The Basement Tapes - Legacy

Legacy

While removed from the public's gaze, Dylan and the Band made music very different from the recordings of other major artists. Andy Gill writes, "Musically, the songs were completely at odds with what was going on in the rest of the pop world, which during the long hot summer of 1967 was celebrating the birth of the hippie movement with a gaudy explosion of 'psychedelic' music—mostly facile paeans to universal love draped in interminable guitar solos." Patrick Humphries itemizes the ways in which Dylan's songs dissented from the dominant ethos of rock culture: "While the rock world vented its spleen on parents and leaders, Dylan was singing privately about parental fidelity. While George Harrison was testifying that life went on within and without you, Dylan was taking his potatoes down to be mashed. While Mick Jagger was 2,000 light years from home, Dylan was strapping himself to a tree with roots."

This aspect of the basement recordings became obvious when Dylan chose to record his next album, John Wesley Harding, in Nashville in late 1967. The songs on that record, according to Howard Sounes, revealed the influence of Dylan's daily reading of both the Bible and the Hank Williams songbook. And its sound came as a shock to other rock musicians. As producer Bob Johnston recalled, "Every artist in the world was in the studio trying to make the biggest-sounding record they possibly could. So what does do? He comes to Nashville and tells me he wants to record with a bass, drum and guitar." Dylan summed up the gap: "At that time psychedelic rock was overtaking the universe and we were singing these homespun ballads."

When the Band began work on their debut album, Music from Big Pink, in a New York studio in January 1968, they employed a recording technique similar to the one they had become familiar with during the Basement Tapes sessions. As Robertson described it, "We used the same kind of mike on everything. A bit of an anti-studio approach. And we realized what was comfortable to us was turning wherever we were into a studio. Like the Big Pink technique." That technique influenced groups including the Beatles, writes Griffin, who calls their Twickenham Get Back sessions in early 1969 an effort to record "in the honest, live, no frills, no overdubs, down home way that the Hawks/Band did for the Basement Tapes".

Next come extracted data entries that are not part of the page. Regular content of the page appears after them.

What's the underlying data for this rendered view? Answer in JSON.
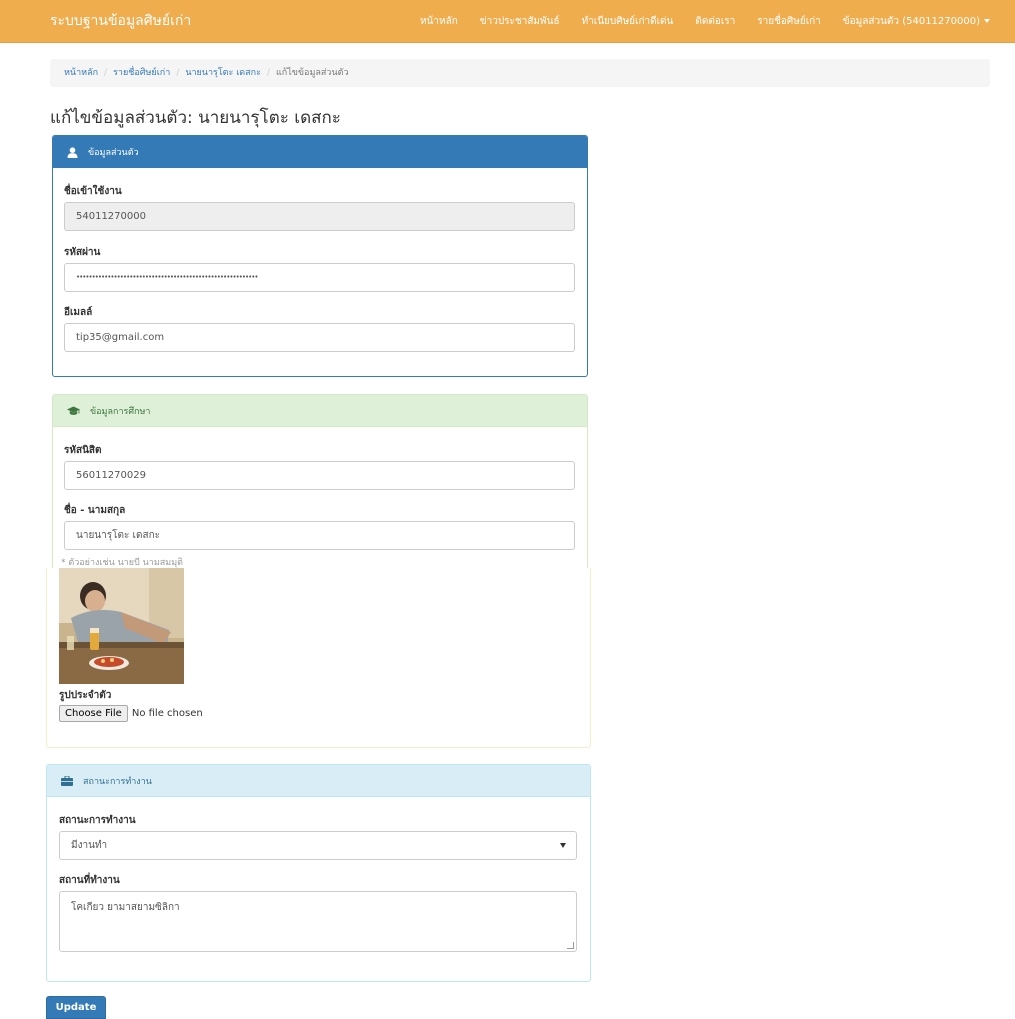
{
  "navbar": {
    "brand": "ระบบฐานข้อมูลศิษย์เก่า",
    "links": [
      "หน้าหลัก",
      "ข่าวประชาสัมพันธ์",
      "ทำเนียบศิษย์เก่าดีเด่น",
      "ติดต่อเรา",
      "รายชื่อศิษย์เก่า",
      "ข้อมูลส่วนตัว (54011270000)"
    ]
  },
  "breadcrumb": [
    "หน้าหลัก",
    "รายชื่อศิษย์เก่า",
    "นายนารุโตะ เดสกะ",
    "แก้ไขข้อมูลส่วนตัว"
  ],
  "page_title": "แก้ไขข้อมูลส่วนตัว: นายนารุโตะ เดสกะ",
  "personal": {
    "heading": "ข้อมูลส่วนตัว",
    "username_label": "ชื่อเข้าใช้งาน",
    "username_value": "54011270000",
    "password_label": "รหัสผ่าน",
    "password_value": "••••••••••••••••••••••••••••••••••••••••••••••••••••••••••",
    "email_label": "อีเมลล์",
    "email_value": "tip35@gmail.com"
  },
  "education": {
    "heading": "ข้อมูลการศึกษา",
    "student_id_label": "รหัสนิสิต",
    "student_id_value": "56011270029",
    "fullname_label": "ชื่อ - นามสกุล",
    "fullname_value": "นายนารุโตะ เดสกะ",
    "fullname_help": "* ตัวอย่างเช่น นายบี นามสมมุติ",
    "photo_label": "รูปประจำตัว",
    "file_button": "Choose File",
    "file_status": "No file chosen"
  },
  "work": {
    "heading": "สถานะการทำงาน",
    "status_label": "สถานะการทำงาน",
    "status_value": "มีงานทำ",
    "place_label": "สถานที่ทำงาน",
    "place_value": "โคเกียว ยามาสยามซิลิกา"
  },
  "submit_label": "Update",
  "colors": {
    "navbar": "#f0ad4e",
    "primary": "#337ab7",
    "success_bg": "#dff0d8",
    "info_bg": "#d9edf7"
  }
}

"Listening to The Basement Tapes now, it seems to be the beginning of what is called Americana or alt.country," wrote Billy Bragg. "The thing about alt.country which makes it 'alt' is that it is not polished. It is not rehearsed or slick. Neither are The Basement Tapes. Remember that The Basement Tapes holds a certain cultural weight which is timeless—and the best Americana does that as well." The songs' influence has been detected by critics in many subsequent acts. Stuart Bailie wrote, "If rock'n'roll is the sound of a party in session, the Basement Tapes were the morning after: bleary, and a bit rueful but dashed with emotional potency. Countless acts—Mercury Rev, Cowboy Junkies, Wilco, The Waterboys—have since tried to get back to that place."

For Elvis Costello, The Basement Tapes "sound like they were made in a cardboard box. I think was trying to write songs that sounded like he'd just found them under a stone. As if they sound like real folk songs—because if you go back into the folk tradition, you will find songs as dark and as deep as these."

In 2003, Rolling Stone magazine ranked The Basement Tapes number 291 on its list of the 500 greatest albums of all time. In a special issue devoted to Dylan's work, Q magazine awarded the record five stars, its highest rating, commenting that "Dylan's work is by turns haunting, hilarious and puzzling—and all of it taps into centuries of American song".